When you get married, any Will you currently have will be revoked unless it is drafted specifically anticipating that future marriage. This might not be too concerning on a first marriage when you may want your partner to automatically inherit everything but on a second marriage this may cause some problems.
For example, children from previous relationships may lose out and may have to go through the Courts to make a claim on your Estate. This could be a costly and frustrating process. Under the rules of Intestacy (which is how an Estate is distributed when there is no valid Will) if the value of an Estate is under £250,000 then the surviving spouse will automatically inherit everything. If it is over £250,000 the surviving spouse will get the first £250,000 (this includes property) together with the interest on that sum from the date of death and half of the remaining assets. The surviving children will get the other half.

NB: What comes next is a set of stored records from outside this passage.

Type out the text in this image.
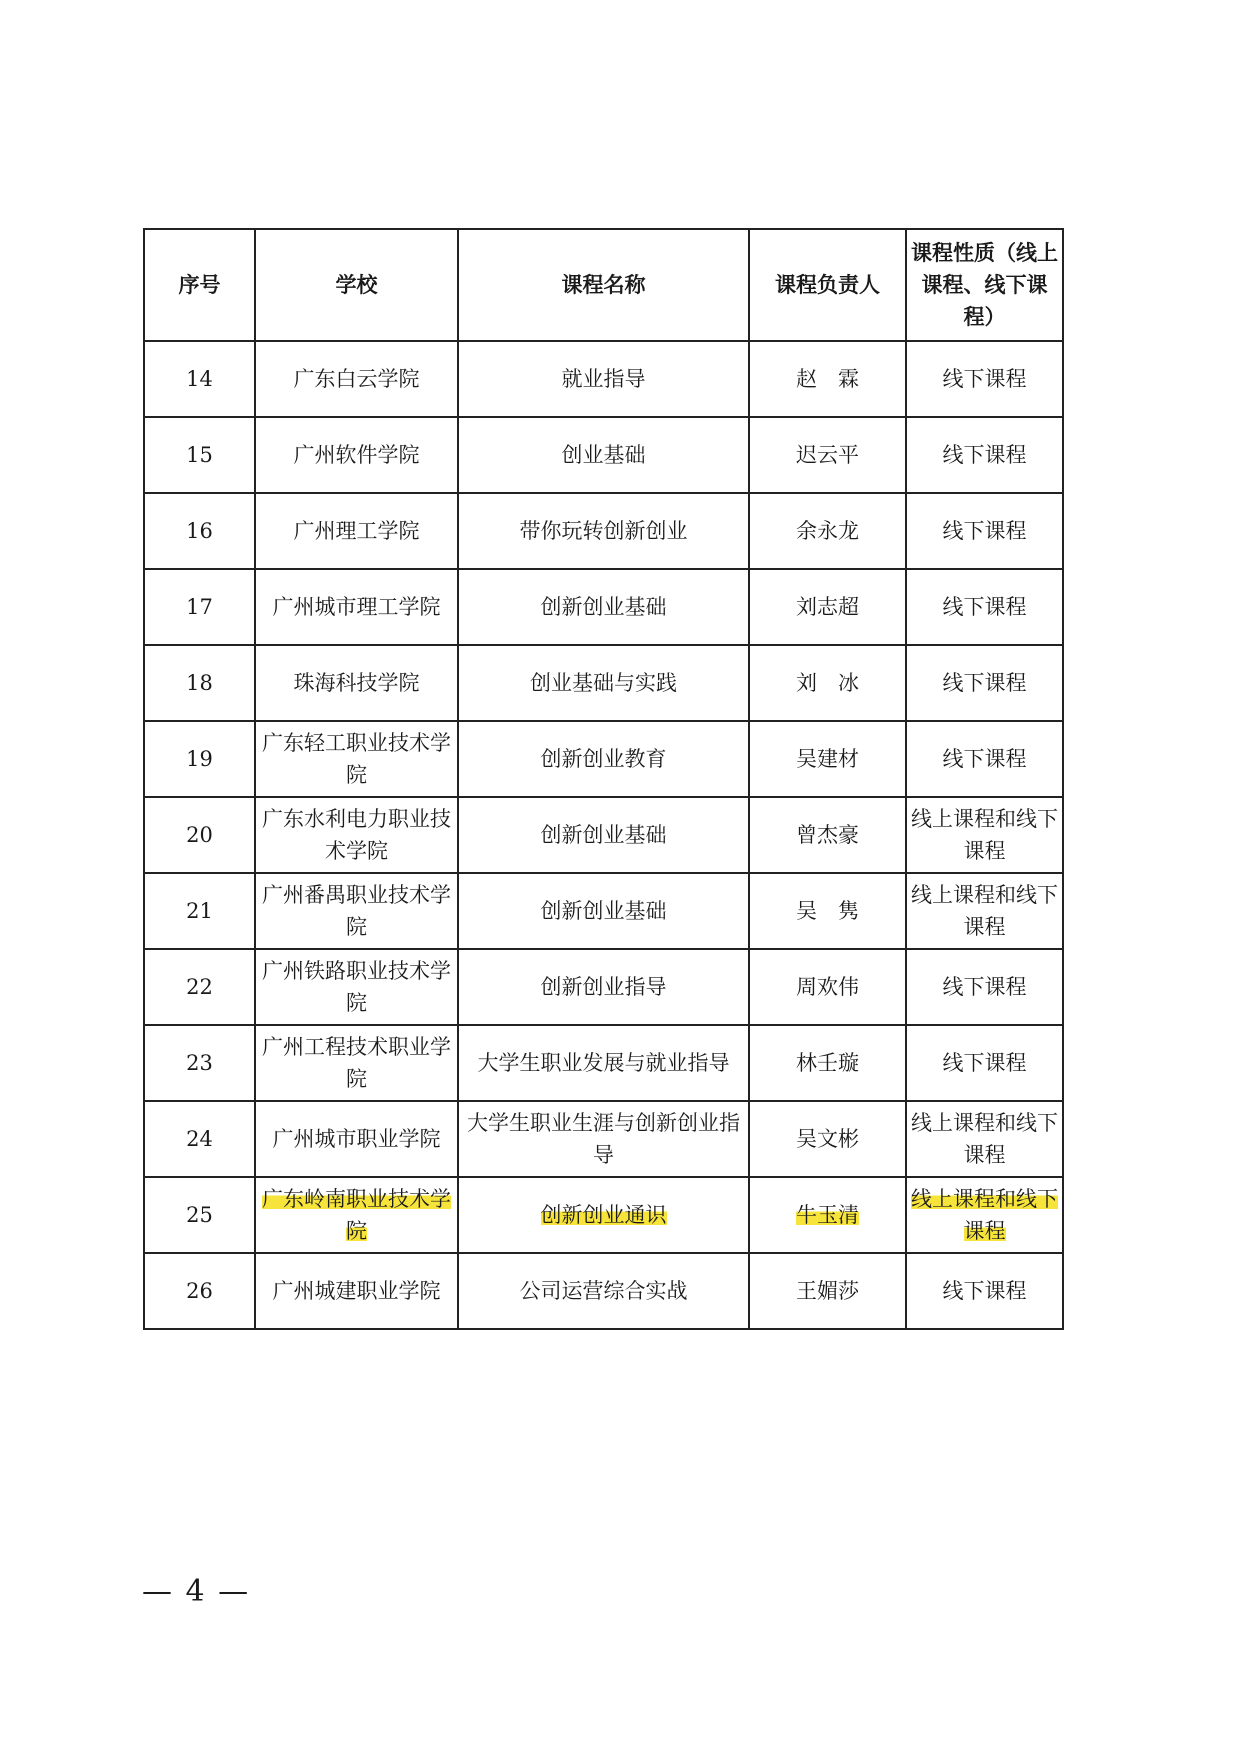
序号	学校	课程名称	课程负责人	课程性质（线上课程、线下课程）
14	广东白云学院	就业指导	赵　霖	线下课程
15	广州软件学院	创业基础	迟云平	线下课程
16	广州理工学院	带你玩转创新创业	余永龙	线下课程
17	广州城市理工学院	创新创业基础	刘志超	线下课程
18	珠海科技学院	创业基础与实践	刘　冰	线下课程
19	广东轻工职业技术学院	创新创业教育	吴建材	线下课程
20	广东水利电力职业技术学院	创新创业基础	曾杰豪	线上课程和线下课程
21	广州番禺职业技术学院	创新创业基础	吴　隽	线上课程和线下课程
22	广州铁路职业技术学院	创新创业指导	周欢伟	线下课程
23	广州工程技术职业学院	大学生职业发展与就业指导	林壬璇	线下课程
24	广州城市职业学院	大学生职业生涯与创新创业指导	吴文彬	线上课程和线下课程
25	广东岭南职业技术学院	创新创业通识	牛玉清	线上课程和线下课程
26	广州城建职业学院	公司运营综合实战	王媚莎	线下课程
— 4 —
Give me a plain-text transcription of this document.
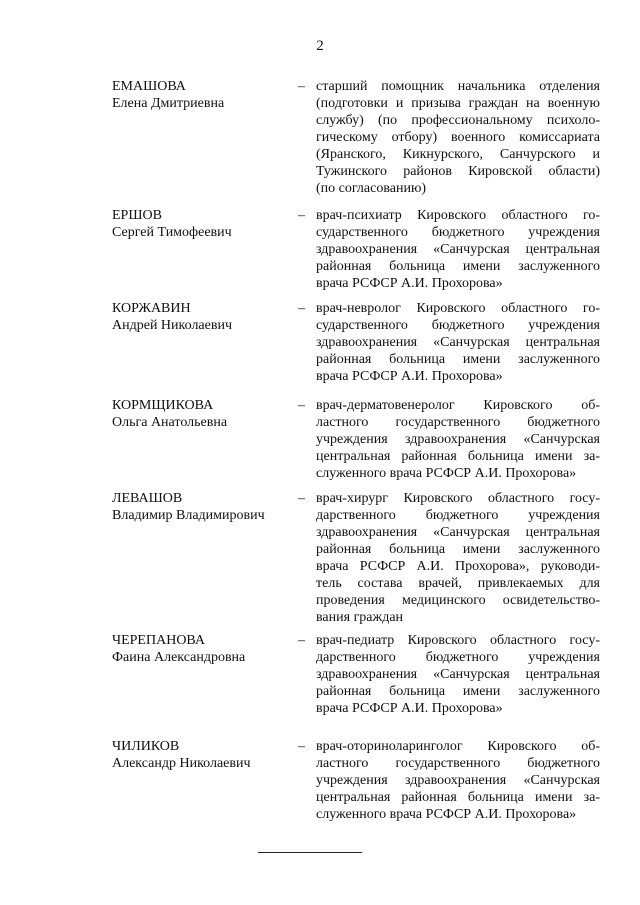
2
ЕМАШОВА
Елена Дмитриевна
– старший помощник начальника отделения
(подготовки и призыва граждан на военную
службу) (по профессиональному психоло-
гическому отбору) военного комиссариата
(Яранского, Кикнурского, Санчурского и
Тужинского районов Кировской области)
(по согласованию)
ЕРШОВ
Сергей Тимофеевич
– врач-психиатр Кировского областного го-
сударственного бюджетного учреждения
здравоохранения «Санчурская центральная
районная больница имени заслуженного
врача РСФСР А.И. Прохорова»
КОРЖАВИН
Андрей Николаевич
– врач-невролог Кировского областного го-
сударственного бюджетного учреждения
здравоохранения «Санчурская центральная
районная больница имени заслуженного
врача РСФСР А.И. Прохорова»
КОРМЩИКОВА
Ольга Анатольевна
– врач-дерматовенеролог Кировского об-
ластного государственного бюджетного
учреждения здравоохранения «Санчурская
центральная районная больница имени за-
служенного врача РСФСР А.И. Прохорова»
ЛЕВАШОВ
Владимир Владимирович
– врач-хирург Кировского областного госу-
дарственного бюджетного учреждения
здравоохранения «Санчурская центральная
районная больница имени заслуженного
врача РСФСР А.И. Прохорова», руководи-
тель состава врачей, привлекаемых для
проведения медицинского освидетельство-
вания граждан
ЧЕРЕПАНОВА
Фаина Александровна
– врач-педиатр Кировского областного госу-
дарственного бюджетного учреждения
здравоохранения «Санчурская центральная
районная больница имени заслуженного
врача РСФСР А.И. Прохорова»
ЧИЛИКОВ
Александр Николаевич
– врач-оториноларинголог Кировского об-
ластного государственного бюджетного
учреждения здравоохранения «Санчурская
центральная районная больница имени за-
служенного врача РСФСР А.И. Прохорова»
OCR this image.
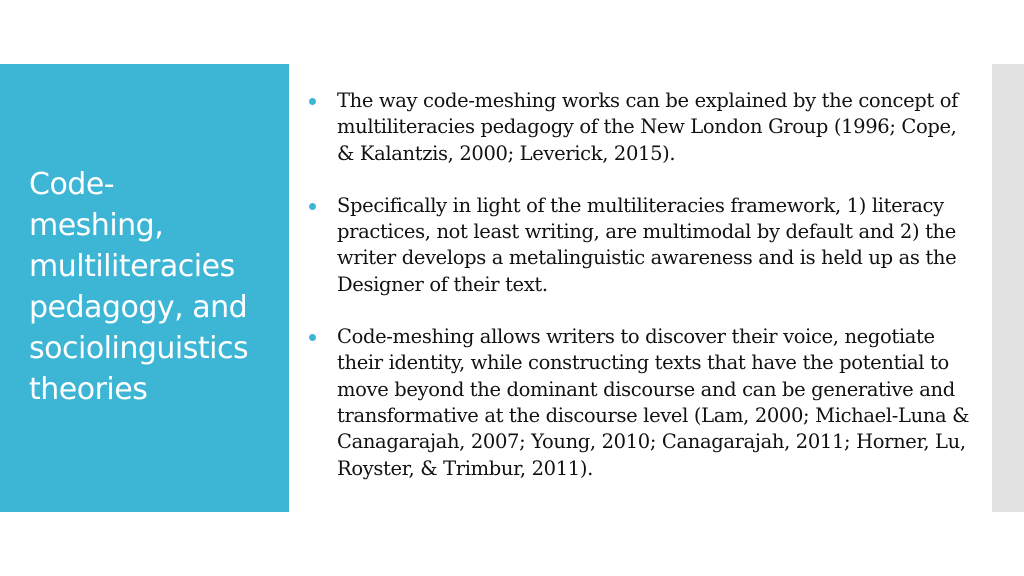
Code-
meshing,
multiliteracies
pedagogy, and
sociolinguistics
theories
The way code-meshing works can be explained by the concept of multiliteracies pedagogy of the New London Group (1996; Cope, & Kalantzis, 2000; Leverick, 2015).
Specifically in light of the multiliteracies framework, 1) literacy practices, not least writing, are multimodal by default and 2) the writer develops a metalinguistic awareness and is held up as the Designer of their text.
Code-meshing allows writers to discover their voice, negotiate their identity, while constructing texts that have the potential to move beyond the dominant discourse and can be generative and transformative at the discourse level (Lam, 2000; Michael-Luna & Canagarajah, 2007; Young, 2010; Canagarajah, 2011; Horner, Lu, Royster, & Trimbur, 2011).
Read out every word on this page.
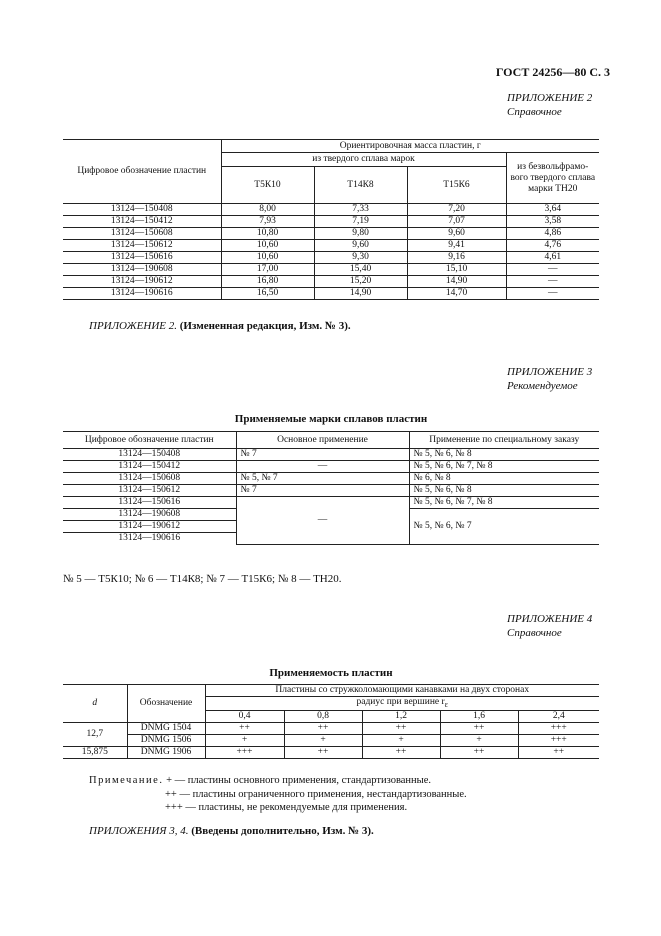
ГОСТ 24256—80 С. 3
ПРИЛОЖЕНИЕ 2
Справочное
Цифровое обозначение пластин	Ориентировочная масса пластин, г			
	из твердого сплава марок			из безвольфрамо-вого твердого сплава марки ТН20
	Т5К10	Т14К8	Т15К6	
13124—150408	8,00	7,33	7,20	3,64
13124—150412	7,93	7,19	7,07	3,58
13124—150608	10,80	9,80	9,60	4,86
13124—150612	10,60	9,60	9,41	4,76
13124—150616	10,60	9,30	9,16	4,61
13124—190608	17,00	15,40	15,10	—
13124—190612	16,80	15,20	14,90	—
13124—190616	16,50	14,90	14,70	—
ПРИЛОЖЕНИЕ 2. (Измененная редакция, Изм. № 3).
ПРИЛОЖЕНИЕ 3
Рекомендуемое
Применяемые марки сплавов пластин
Цифровое обозначение пластин	Основное применение	Применение по специальному заказу
13124—150408	№ 7	№ 5, № 6, № 8
13124—150412	—	№ 5, № 6, № 7, № 8
13124—150608	№ 5, № 7	№ 6, № 8
13124—150612	№ 7	№ 5, № 6, № 8
13124—150616	—	№ 5, № 6, № 7, № 8
13124—190608		№ 5, № 6, № 7
13124—190612		
13124—190616		
№ 5 — Т5К10; № 6 — Т14К8; № 7 — Т15К6; № 8 — ТН20.
ПРИЛОЖЕНИЕ 4
Справочное
Применяемость пластин
d	Обозначение	Пластины со стружколомающими канавками на двух сторонах				
		радиус при вершине $r_\varepsilon$
		0,4	0,8	1,2	1,6	2,4
12,7	DNMG 1504	++	++	++	++	+++
	DNMG 1506	+	+	+	+	+++
15,875	DNMG 1906	+++	++	++	++	++
Примечание. + — пластины основного применения, стандартизованные.
++ — пластины ограниченного применения, нестандартизованные.
+++ — пластины, не рекомендуемые для применения.
ПРИЛОЖЕНИЯ 3, 4. (Введены дополнительно, Изм. № 3).
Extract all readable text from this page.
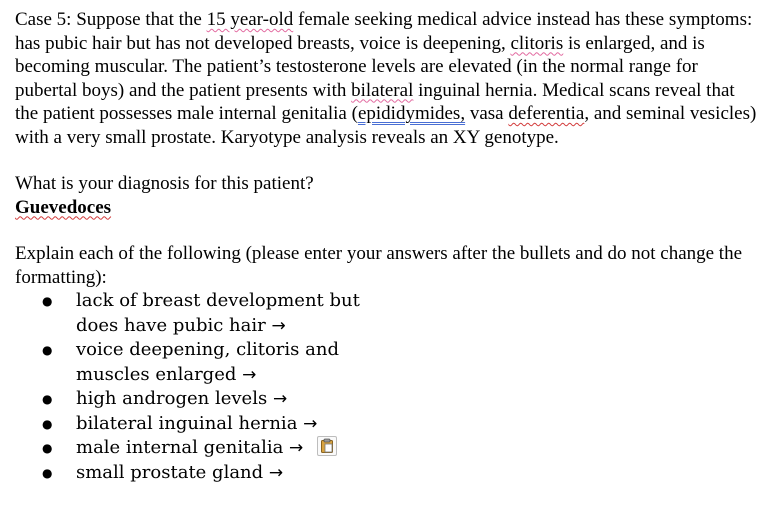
Case 5: Suppose that the 15 year-old female seeking medical advice instead has these symptoms: has pubic hair but has not developed breasts, voice is deepening, clitoris is enlarged, and is becoming muscular. The patient’s testosterone levels are elevated (in the normal range for pubertal boys) and the patient presents with bilateral inguinal hernia. Medical scans reveal that the patient possesses male internal genitalia (epididymides, vasa deferentia, and seminal vesicles) with a very small prostate. Karyotype analysis reveals an XY genotype.

What is your diagnosis for this patient?

Guevedoces

Explain each of the following (please enter your answers after the bullets and do not change the formatting):

● lack of breast development but does have pubic hair →
● voice deepening, clitoris and muscles enlarged →
● high androgen levels →
● bilateral inguinal hernia →
● male internal genitalia →
● small prostate gland →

As another example, if you have previously been widowed and subsequently re-marry you may lose out on benefiting from your late spouse’s nil rate band. This is currently set at £325,000 per person. If you leave everything to your spouse then on the second death there is the chance to have twice that amount available as a tax free sum against the Estate. However, some simple tax planning by using a nil rate band discretionary trust could help you preserve your first spouse’s nil rate band so that it can be utilised and allow for flexibility for your Executors/Trustees.
Both of these situations can be easily avoided but it does involve the less than romantic visit to your solicitor for some advice on your particular situation. In any event, whatever your marital status, it is incredibly important to have a Will drawn up to ensure that your Estate passes to the beneficiaries you choose in the most tax efficient way possible.